The “Berlin-Mitte Mai 1979″ exhibition places Hans Martin Sewcz’s early Berlin photographs alongside the work of photographer Will McBride and excerpts from the DEFA film “Berlin Auguststrasse” (1979) from director and film researcher Günther Jordan.

Hans Martin Sewcz was born in Halle an der Saale in 1955 in the then communist East Germany. He began consciously using photography as a means of expression at the age of 18 and earned his degree in photography from 1975-1981 in Leipzig. In 1988, just over a year before the fall of the Berlin Wall, Sewcz was granted his exit visa from the GDR after a 4 year long application process. He turned to conceptional art, produced installations and movies. Today, his work can be seen in the Deutsche Historische Museum, in the German parliament and in the Neue Berliner Kunstverein as well as in the photography collection of the Berlinische Galerie.

Sewcz’s focus was always on every day life. His early oeuvre comprises portraits, street photography and detailed views of stone covered surfaces. His pictures are communicative, subtle and resonate with the poetry of the unintentional.

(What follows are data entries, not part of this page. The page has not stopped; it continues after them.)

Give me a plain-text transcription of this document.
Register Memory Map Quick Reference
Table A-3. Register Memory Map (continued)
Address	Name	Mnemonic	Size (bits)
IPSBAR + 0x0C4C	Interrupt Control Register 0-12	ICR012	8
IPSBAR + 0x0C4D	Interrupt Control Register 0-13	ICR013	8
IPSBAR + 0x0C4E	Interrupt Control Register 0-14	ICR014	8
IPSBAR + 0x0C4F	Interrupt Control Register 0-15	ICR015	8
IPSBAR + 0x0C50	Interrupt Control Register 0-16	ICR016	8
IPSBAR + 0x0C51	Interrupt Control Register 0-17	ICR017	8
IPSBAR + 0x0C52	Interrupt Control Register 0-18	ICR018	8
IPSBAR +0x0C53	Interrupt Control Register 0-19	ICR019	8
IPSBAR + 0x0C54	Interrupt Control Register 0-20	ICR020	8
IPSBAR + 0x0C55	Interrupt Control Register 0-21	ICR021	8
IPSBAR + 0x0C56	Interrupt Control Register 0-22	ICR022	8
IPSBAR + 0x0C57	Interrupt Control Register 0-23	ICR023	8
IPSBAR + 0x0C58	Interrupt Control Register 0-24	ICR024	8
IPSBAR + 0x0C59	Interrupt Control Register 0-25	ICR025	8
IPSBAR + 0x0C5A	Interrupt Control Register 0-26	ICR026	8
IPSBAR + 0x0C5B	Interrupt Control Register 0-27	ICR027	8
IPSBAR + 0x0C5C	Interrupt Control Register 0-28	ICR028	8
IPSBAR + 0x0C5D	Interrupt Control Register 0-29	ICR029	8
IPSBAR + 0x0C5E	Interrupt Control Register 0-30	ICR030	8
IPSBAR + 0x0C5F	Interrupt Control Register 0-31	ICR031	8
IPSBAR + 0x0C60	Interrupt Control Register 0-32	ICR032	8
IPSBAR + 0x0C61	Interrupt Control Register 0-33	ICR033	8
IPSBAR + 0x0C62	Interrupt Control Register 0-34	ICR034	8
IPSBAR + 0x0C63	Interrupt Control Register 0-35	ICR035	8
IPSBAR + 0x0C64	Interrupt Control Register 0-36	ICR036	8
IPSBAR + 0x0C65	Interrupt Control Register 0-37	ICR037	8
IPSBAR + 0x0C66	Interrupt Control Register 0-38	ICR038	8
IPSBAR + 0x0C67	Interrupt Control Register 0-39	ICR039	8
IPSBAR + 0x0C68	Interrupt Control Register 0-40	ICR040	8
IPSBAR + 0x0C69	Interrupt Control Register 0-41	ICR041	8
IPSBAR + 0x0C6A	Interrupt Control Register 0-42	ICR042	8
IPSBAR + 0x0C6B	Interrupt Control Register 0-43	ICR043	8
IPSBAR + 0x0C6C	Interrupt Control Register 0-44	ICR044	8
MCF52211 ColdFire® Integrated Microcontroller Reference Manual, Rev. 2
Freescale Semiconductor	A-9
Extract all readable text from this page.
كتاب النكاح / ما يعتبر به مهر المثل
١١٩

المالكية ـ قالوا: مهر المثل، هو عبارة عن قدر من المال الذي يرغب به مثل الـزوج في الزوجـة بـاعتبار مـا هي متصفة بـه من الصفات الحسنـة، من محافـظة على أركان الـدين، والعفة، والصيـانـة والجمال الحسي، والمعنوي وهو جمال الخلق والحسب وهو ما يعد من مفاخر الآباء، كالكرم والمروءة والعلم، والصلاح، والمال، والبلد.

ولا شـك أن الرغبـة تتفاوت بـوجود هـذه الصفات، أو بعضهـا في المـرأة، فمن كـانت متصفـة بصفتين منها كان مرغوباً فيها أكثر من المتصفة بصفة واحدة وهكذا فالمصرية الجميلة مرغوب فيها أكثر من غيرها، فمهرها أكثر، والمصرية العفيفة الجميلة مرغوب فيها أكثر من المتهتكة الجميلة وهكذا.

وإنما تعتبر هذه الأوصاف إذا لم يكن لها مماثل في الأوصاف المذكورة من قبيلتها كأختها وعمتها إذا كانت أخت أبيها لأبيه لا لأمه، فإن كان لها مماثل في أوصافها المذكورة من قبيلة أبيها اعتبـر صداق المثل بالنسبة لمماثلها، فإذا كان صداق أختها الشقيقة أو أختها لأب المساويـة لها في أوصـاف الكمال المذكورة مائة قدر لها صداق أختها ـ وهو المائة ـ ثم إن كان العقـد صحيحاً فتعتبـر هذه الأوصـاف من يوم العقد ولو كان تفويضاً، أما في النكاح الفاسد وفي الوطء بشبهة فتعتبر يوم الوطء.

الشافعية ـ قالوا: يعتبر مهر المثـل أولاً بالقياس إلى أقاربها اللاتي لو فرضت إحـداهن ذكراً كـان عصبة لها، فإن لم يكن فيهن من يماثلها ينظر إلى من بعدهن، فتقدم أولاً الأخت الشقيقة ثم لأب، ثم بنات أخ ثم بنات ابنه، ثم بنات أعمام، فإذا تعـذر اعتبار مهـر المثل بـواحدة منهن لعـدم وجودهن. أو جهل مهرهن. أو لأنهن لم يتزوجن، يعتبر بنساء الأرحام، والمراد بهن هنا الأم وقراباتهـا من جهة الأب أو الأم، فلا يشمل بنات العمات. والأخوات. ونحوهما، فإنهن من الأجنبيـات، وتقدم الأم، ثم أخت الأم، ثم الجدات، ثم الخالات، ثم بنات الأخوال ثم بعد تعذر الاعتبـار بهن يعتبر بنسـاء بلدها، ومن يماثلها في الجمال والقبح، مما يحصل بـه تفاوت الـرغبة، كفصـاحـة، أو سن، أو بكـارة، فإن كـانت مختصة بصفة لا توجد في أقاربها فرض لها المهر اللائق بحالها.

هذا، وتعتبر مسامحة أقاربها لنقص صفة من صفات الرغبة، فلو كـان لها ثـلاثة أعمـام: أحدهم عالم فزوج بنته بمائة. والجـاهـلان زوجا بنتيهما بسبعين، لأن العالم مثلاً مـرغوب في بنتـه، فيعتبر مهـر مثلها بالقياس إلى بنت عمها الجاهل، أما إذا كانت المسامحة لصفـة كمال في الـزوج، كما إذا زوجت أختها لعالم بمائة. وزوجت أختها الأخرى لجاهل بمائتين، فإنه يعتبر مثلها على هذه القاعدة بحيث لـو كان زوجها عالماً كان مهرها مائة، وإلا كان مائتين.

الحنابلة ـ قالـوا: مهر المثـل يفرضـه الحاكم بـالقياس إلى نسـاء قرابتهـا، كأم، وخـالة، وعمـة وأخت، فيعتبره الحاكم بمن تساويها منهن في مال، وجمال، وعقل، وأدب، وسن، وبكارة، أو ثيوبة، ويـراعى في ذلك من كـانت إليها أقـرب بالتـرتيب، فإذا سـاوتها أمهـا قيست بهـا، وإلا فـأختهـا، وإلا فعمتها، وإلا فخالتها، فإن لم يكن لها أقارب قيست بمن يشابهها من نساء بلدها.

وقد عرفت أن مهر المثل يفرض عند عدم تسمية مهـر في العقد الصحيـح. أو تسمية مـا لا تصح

During the 1980s, he tightened his focus and shot more directly, evincing a similarity to the work of Henri Cartier-Bresson, Helen Levitt, Helga Paris, and Gabriele and Helmut Nothelfer.

His “Self-portrait with Agnes B. in front of Gorbachev Limousines” is part of a series that came about during the young CPSU leader Gorbachev’s visit to East Berlin in 1987. Sewcz enlarged parts of the contact so that even the perforation remains visible. Working with sequences he effects an almost cinematographic look which is ultimately broken up by its own fragmentation.

Sewcz reflection on the city of Berlin – in periods of stasis as well as rapid change – is the leitmotif that underscores his entire photographic journey. His early work attains an even deeper significance in light of all that Berlin is today.